0/90, resetting the counter b/c I messed up and gave in. BUT, I'm proud of myself for going 21 days w/out PMO, as that is the longest I've gone so far. It's progress
Day 24/90 Feeling good. Probably my first ever post for the year. This is the year I'm quitting porn, I finally feel confident about it. Last year was amazing, thanks to the fact that I could live without the same of porn. I still did it, many times, only was 75% of the year clean... but it was a huge progress. This year I'm aiming for the 100%. I want to get lust out of my life, I want to live life as it should be, and get back to my productivity lifestyle (before a trip I had last year). So far this year is going great, I'm moving cities in 3 days to start university and it'll be amazing to start with a 30-day streak on top of me. I'm feeling confident, attractive, focused. Still have a long ride though, but knowing that I'm doing all this progress at my young age just makes me feel good about myself. Have started to be lonely again, but this time it isn't hitting me that hard. I'm also going through an undesired breakup, but the fact that I'm not relying on porn to move on is very big. Wouldn't have believed this would be happening if someone had told me just 15 months ago (when I started my NoFap journey). Finally, I'm determined to get these 90 days. Whatever it takes. No PMO at all - even if I get to have the opportunity to share intimacy with a girl, I'll skip until I'm done with this hardmode challenge. Doing it right for 90 days is key according to many, so I have to do it. No more excuses, I gotta take control over my life in all aspects. Wanted to share an update for a while ago but hadn't had the energy and inspiration to do so. Hope to be able to bring good news soon, we got this family!
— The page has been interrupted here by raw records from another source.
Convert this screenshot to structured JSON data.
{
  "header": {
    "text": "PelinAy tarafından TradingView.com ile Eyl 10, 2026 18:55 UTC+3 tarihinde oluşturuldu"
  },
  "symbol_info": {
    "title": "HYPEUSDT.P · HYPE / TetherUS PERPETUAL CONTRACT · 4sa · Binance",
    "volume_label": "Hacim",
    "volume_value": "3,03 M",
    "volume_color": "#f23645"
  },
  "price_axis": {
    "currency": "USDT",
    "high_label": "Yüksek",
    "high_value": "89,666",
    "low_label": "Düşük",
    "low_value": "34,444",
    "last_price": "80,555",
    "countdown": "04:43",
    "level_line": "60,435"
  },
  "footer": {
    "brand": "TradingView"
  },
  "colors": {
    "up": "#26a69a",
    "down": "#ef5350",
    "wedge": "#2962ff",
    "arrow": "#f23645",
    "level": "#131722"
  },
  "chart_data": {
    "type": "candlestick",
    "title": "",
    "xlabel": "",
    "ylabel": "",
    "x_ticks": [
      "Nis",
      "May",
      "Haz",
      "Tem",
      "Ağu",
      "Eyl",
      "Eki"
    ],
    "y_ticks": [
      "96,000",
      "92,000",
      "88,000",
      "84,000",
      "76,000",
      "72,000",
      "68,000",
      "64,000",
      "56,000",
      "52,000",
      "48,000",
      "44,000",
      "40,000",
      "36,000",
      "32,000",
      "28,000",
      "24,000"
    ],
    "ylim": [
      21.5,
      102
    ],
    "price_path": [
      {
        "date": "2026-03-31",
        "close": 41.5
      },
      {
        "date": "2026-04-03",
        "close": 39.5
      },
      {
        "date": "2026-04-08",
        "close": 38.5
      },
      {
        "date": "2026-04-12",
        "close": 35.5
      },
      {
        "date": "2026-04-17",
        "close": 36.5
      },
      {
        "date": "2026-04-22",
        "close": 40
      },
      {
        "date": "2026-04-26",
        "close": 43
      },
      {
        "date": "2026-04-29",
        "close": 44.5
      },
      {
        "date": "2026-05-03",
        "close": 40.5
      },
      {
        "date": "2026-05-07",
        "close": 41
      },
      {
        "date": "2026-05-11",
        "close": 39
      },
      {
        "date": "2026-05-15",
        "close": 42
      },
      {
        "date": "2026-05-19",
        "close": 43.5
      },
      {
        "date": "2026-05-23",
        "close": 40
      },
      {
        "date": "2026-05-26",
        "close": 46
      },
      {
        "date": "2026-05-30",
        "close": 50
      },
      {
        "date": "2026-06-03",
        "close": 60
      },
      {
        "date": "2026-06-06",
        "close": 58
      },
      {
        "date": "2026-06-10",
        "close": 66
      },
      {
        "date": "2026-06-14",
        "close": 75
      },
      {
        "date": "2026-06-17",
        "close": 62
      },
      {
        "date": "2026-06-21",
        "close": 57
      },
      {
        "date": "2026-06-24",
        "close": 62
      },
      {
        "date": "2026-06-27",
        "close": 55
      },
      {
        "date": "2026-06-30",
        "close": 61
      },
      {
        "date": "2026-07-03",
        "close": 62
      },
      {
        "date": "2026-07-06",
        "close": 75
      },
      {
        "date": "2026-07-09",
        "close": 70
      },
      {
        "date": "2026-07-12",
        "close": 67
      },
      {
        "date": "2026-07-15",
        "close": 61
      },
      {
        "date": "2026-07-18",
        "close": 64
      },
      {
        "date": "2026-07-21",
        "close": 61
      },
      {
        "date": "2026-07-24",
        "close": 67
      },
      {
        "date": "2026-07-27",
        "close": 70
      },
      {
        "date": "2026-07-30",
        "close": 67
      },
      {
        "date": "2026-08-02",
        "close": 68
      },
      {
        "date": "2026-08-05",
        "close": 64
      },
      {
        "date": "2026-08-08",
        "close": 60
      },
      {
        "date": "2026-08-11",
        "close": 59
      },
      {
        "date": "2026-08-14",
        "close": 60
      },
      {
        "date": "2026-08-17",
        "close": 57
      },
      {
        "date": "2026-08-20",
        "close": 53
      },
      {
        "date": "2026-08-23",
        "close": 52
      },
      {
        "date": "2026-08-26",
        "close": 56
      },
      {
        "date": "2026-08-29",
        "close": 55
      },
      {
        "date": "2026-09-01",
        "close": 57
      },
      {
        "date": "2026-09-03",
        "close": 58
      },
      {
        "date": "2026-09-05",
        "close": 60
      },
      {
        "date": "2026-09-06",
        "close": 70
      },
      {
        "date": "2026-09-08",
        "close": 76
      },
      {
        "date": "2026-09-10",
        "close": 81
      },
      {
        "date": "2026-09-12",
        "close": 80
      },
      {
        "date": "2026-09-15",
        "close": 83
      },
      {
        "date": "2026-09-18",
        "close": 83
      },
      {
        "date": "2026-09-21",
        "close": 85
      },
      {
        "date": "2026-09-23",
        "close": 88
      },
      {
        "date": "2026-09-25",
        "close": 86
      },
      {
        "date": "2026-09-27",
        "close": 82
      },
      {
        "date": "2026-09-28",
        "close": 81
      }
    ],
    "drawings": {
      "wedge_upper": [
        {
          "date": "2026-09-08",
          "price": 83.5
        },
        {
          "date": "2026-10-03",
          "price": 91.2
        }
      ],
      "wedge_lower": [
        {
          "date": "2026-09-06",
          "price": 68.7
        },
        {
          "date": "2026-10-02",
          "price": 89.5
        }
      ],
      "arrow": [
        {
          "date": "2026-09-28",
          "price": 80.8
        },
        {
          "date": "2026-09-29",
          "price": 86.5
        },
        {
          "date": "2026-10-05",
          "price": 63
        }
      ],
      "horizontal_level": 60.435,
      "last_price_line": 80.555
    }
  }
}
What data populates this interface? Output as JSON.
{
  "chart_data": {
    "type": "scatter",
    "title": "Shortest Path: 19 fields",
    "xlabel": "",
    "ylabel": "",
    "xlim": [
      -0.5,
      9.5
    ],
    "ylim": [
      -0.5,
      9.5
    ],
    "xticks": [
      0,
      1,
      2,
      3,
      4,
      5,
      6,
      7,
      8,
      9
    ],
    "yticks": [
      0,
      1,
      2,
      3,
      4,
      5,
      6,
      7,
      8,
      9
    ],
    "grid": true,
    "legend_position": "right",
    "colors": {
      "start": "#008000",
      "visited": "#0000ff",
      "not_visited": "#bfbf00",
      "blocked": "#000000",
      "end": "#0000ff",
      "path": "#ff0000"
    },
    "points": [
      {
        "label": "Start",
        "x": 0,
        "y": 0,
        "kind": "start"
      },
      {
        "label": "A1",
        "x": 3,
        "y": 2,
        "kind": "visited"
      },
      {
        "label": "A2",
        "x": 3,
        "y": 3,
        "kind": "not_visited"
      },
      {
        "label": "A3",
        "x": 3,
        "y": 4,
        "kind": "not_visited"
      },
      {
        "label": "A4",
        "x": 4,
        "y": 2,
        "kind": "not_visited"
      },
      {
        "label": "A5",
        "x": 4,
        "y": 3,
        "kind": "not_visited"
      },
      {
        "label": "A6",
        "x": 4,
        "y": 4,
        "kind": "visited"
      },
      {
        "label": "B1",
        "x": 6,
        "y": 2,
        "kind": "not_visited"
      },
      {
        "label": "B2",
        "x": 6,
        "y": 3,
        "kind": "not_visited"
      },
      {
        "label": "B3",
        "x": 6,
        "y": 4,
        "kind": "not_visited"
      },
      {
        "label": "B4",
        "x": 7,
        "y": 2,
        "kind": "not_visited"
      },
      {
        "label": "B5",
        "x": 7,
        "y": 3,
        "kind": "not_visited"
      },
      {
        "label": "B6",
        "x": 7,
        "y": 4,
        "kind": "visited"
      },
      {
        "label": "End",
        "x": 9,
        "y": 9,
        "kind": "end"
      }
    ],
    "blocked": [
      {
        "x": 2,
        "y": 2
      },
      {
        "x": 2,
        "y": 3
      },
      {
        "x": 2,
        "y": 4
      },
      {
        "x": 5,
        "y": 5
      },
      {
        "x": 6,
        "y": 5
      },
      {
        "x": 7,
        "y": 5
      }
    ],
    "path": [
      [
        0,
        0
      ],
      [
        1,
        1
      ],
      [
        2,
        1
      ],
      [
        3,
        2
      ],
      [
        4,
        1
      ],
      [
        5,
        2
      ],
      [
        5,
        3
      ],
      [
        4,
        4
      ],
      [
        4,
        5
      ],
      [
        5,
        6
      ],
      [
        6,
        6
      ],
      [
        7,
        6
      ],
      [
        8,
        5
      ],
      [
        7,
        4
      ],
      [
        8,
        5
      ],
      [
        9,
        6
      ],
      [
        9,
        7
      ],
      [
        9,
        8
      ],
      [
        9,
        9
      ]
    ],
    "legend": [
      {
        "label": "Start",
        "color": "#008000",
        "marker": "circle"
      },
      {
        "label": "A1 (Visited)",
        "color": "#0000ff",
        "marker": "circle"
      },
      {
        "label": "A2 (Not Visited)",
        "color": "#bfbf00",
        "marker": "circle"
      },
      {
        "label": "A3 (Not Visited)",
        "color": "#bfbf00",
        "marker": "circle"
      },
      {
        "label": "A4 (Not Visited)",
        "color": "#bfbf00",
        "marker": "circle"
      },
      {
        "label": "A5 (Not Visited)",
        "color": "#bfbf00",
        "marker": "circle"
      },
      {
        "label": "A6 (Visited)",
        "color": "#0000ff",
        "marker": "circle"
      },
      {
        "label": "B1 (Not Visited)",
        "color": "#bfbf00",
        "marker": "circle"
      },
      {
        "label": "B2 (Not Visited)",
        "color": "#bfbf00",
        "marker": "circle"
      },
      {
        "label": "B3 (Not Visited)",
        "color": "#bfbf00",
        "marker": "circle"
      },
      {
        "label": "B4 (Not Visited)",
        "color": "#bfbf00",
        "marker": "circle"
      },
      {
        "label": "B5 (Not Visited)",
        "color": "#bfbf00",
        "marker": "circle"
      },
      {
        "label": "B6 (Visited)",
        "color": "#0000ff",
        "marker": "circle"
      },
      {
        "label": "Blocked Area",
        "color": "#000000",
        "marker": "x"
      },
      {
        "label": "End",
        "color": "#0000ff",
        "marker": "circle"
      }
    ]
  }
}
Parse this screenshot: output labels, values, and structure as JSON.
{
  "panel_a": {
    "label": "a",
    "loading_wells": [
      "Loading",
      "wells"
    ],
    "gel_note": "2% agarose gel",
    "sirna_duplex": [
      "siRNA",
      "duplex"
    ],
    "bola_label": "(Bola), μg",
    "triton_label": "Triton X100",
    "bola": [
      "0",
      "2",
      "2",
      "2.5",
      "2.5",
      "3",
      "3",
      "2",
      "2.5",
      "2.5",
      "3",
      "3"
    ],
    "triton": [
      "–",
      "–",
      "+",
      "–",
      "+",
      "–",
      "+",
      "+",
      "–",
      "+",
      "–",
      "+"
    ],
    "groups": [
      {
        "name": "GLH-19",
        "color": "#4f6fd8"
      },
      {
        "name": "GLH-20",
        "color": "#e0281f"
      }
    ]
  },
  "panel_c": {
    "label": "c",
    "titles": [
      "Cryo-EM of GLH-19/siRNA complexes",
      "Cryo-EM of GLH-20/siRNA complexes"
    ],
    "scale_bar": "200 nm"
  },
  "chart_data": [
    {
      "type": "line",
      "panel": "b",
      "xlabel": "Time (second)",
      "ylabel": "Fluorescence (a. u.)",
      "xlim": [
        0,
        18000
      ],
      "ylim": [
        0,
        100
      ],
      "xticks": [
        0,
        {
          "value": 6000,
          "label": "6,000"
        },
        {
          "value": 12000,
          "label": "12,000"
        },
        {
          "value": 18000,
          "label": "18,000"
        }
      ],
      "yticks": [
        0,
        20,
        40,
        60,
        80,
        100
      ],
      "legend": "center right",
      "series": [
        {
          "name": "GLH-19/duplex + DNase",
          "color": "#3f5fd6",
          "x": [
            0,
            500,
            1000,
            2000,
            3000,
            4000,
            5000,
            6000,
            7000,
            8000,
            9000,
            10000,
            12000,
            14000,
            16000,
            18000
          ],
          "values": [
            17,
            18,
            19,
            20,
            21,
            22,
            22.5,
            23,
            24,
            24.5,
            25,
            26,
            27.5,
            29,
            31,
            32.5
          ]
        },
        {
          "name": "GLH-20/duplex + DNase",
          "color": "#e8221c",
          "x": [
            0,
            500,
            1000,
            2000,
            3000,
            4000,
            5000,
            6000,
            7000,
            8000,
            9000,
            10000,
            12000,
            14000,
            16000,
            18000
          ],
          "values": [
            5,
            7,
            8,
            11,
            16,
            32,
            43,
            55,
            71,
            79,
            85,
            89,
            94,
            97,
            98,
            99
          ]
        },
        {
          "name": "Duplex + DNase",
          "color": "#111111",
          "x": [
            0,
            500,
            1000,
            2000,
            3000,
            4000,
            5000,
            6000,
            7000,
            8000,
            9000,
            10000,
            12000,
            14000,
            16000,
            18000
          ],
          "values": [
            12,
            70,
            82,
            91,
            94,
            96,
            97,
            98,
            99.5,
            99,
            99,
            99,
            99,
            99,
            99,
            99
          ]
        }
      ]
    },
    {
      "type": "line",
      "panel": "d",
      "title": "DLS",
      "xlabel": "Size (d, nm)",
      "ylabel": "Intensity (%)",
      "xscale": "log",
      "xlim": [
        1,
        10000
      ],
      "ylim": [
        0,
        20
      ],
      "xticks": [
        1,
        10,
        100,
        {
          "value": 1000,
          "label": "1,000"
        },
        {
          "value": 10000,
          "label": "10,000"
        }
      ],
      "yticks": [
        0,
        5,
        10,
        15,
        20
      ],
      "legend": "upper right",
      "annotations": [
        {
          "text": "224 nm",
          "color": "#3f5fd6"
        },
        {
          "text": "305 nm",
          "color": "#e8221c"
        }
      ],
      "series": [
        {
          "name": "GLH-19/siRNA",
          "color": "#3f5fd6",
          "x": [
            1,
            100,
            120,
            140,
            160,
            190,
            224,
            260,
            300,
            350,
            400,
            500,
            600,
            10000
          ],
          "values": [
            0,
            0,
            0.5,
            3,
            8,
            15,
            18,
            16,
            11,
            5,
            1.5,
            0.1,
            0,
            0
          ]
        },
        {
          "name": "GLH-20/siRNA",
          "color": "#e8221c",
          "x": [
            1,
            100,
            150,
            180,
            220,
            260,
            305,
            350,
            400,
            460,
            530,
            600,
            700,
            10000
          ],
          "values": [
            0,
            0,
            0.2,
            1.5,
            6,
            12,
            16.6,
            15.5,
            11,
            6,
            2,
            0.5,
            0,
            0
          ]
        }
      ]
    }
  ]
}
Bleh I keep falling behind on my daily post. Sunday was day 21 and it was a really tough day. Monday I found new resolve on day 22 and started reading Your brain on P. Today is day 23 and I finished the book and I feel good about fighting these urges and even just working my way through anything that troubles me journey.
Thank you for the insight. I am going through EMDR for childhood trauma right now too and I think that plus my cutting out PMO addiction has made me feel better than I have felt in years about myself
Day 40! Unfortunately I didn't post for a few days since my daily rhythm and emotional equilibrium was a little disrupted. I feel centered again and I know that I am walking the right path.
I don’t understand entirely how it works either but it essentially is taking my childhood trauma and making me think more reasonably about it rather than blaming myself and making myself feel unworthy as I so often do.